I'm solving a task in coursera and get stuck with sorting in sparse matrix.
The problem is: i make a support vector classification (sklearn.svm.SVC
)
clf = SVC(C=1, kernel='linear', random_state=241)
clf.fit(X, y)
and as a result got a matrix clf.coef_
of [index_id; weight]
.
Now i need to extract top N weight and their indices, but weights
sorting with clf.coef_.argsort()
does not lead to simultaneous index_id
sorting.
How can i sort this matrix not breaking [index_id; weight]
link?
Since by calling argsort
you get the sorted indices instead of the sorted array, you can use the result of argsort
directly as feature indices.
So if you have an array [1.5, 2.5, 0.5]
, the result of argsort
is [2, 0, 1]
, representing that element at index 2 is the lowest element, index 0 is the second lowest, and index 1 is the highest.
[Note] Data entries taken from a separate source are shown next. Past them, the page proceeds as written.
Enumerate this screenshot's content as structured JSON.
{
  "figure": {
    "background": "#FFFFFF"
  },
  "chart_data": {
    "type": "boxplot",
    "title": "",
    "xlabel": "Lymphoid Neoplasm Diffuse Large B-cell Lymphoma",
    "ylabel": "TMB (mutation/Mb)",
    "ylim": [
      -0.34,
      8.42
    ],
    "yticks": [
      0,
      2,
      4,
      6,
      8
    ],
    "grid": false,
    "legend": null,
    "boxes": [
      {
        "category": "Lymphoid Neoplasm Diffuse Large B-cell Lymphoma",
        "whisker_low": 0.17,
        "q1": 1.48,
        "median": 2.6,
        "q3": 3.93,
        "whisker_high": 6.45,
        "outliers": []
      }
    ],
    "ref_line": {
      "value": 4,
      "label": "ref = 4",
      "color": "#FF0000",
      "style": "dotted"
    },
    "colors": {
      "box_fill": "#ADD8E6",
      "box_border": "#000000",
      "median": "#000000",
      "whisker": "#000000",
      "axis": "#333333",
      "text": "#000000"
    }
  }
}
So if you want to extract top-2, you take the last two entries of the array returned by argsort
and reversed it as the feature indices, in this case [1, 0]
This is what I usually do to extract top-N weights from linear SVM:
coefs = clf.coef_
if len(set(labels)) == 2:
coefs = np.array([coefs[0, :], (1-coefs)[0, :]])
for cls, coef in zip(sorted(set(labels)), coefs):
top_k = reversed(np.argsort(coef)[-k:])
keywords = [mapping[idx] for idx in top_k]
print('%s: %s' % (cls, keywords))
Where labels
is the set of classes, and mapping
is the feature index to feature name (usually words) mapping.